Although Econet witnessed an increase of 8 million subscribers as at February 28 this year, the Average Revenue Per User (Arpu), which measures the level of customer activity on the network, decreased from US$10 to US$8 during the same period.
Econet finance director, Roy Chimanikire said initially the company had higher earning subscribers at a time when most people had no access to telephony in the country.
“Over time we have been acquiring the lower value subscribers so they’ve got a dilutive impact, even if we acquire people with lower spend, they increase your revenue and your profit because the marginal cost is lower. This is because we have already put in the infrastructure,” said Chimanikire.
Penetration statistics provided by the Postal and Telecommunications Regulatory Authority (Potraz) indicate that the country now stands at a penetration rate of 97%.

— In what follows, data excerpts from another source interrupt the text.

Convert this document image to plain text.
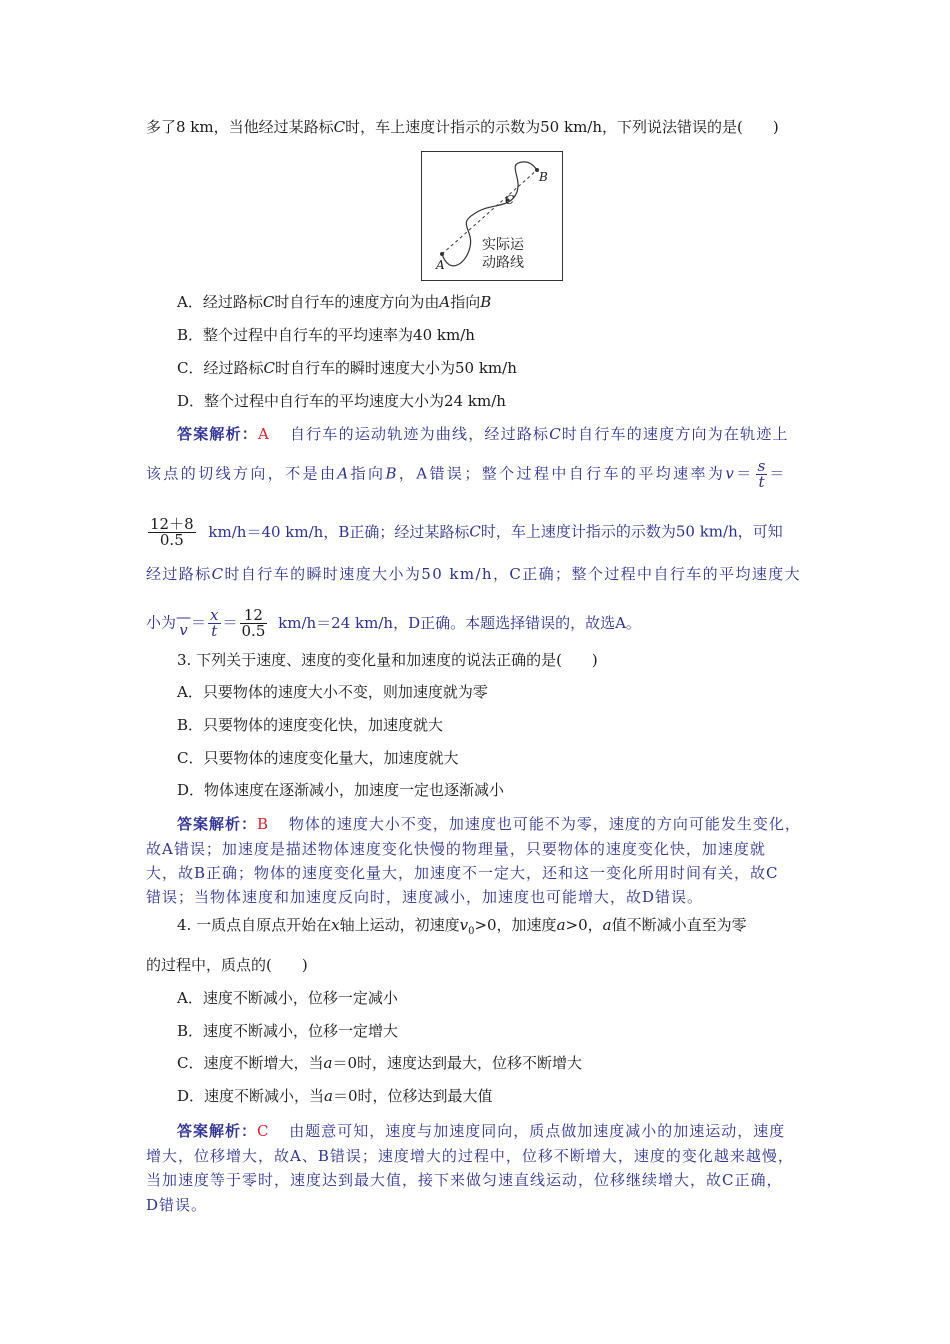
多了8 km，当他经过某路标C时，车上速度计指示的示数为50 km/h，下列说法错误的是(　　)
A
B
C
实际运
动路线
A．经过路标C时自行车的速度方向为由A指向B
B．整个过程中自行车的平均速率为40 km/h
C．经过路标C时自行车的瞬时速度大小为50 km/h
D．整个过程中自行车的平均速度大小为24 km/h
答案解析：A 自行车的运动轨迹为曲线，经过路标C时自行车的速度方向为在轨迹上
该点的切线方向，不是由A指向B，A错误；整个过程中自行车的平均速率为$v= \frac{s}{t}$ ＝
$\frac{12+8}{0.5} km/h=40$ km/h，B正确；经过某路标C时，车上速度计指示的示数为50 km/h，可知
经过路标C时自行车的瞬时速度大小为50 km/h，C正确；整个过程中自行车的平均速度大
小为 —
$v = \frac{x}{t} = \frac{12}{0.5} km/h=24$ km/h，D正确。本题选择错误的，故选A。
3. 下列关于速度、速度的变化量和加速度的说法正确的是(　　)
A．只要物体的速度大小不变，则加速度就为零
B．只要物体的速度变化快，加速度就大
C．只要物体的速度变化量大，加速度就大
D．物体速度在逐渐减小，加速度一定也逐渐减小
答案解析：B 物体的速度大小不变，加速度也可能不为零，速度的方向可能发生变化，
故A错误；加速度是描述物体速度变化快慢的物理量，只要物体的速度变化快，加速度就
大，故B正确；物体的速度变化量大，加速度不一定大，还和这一变化所用时间有关，故C
错误；当物体速度和加速度反向时，速度减小，加速度也可能增大，故D错误。
4. 一质点自原点开始在x轴上运动，初速度$v_0>0$，加速度a>0，a值不断减小直至为零
的过程中，质点的(　　)
A．速度不断减小，位移一定减小
B．速度不断减小，位移一定增大
C．速度不断增大，当a＝0时，速度达到最大，位移不断增大
D．速度不断减小，当a＝0时，位移达到最大值
答案解析：C 由题意可知，速度与加速度同向，质点做加速度减小的加速运动，速度
增大，位移增大，故A、B错误；速度增大的过程中，位移不断增大，速度的变化越来越慢，
当加速度等于零时，速度达到最大值，接下来做匀速直线运动，位移继续增大，故C正确，
D错误。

Zimbabwe is among the countries with the highest access to internet through mobile phones.
According to GSMA Association statistics, Zimbabwe is sitting at a mobile internet penetration rate of 58,1% and Nigeria stands at 57% placing the country way ahead of countries like South Africa.
Econet Wireless chief executive officer, Douglas Mboweni said this was made possible because the last five years have witnessed a massive investment into the technical platforms deployed in the market.
He said that more focus would be on data and overlays as these have dependable revenue streams.
“The approach we have taken is to ensure that we configure our own business and take advantage of these technological changes,” he said.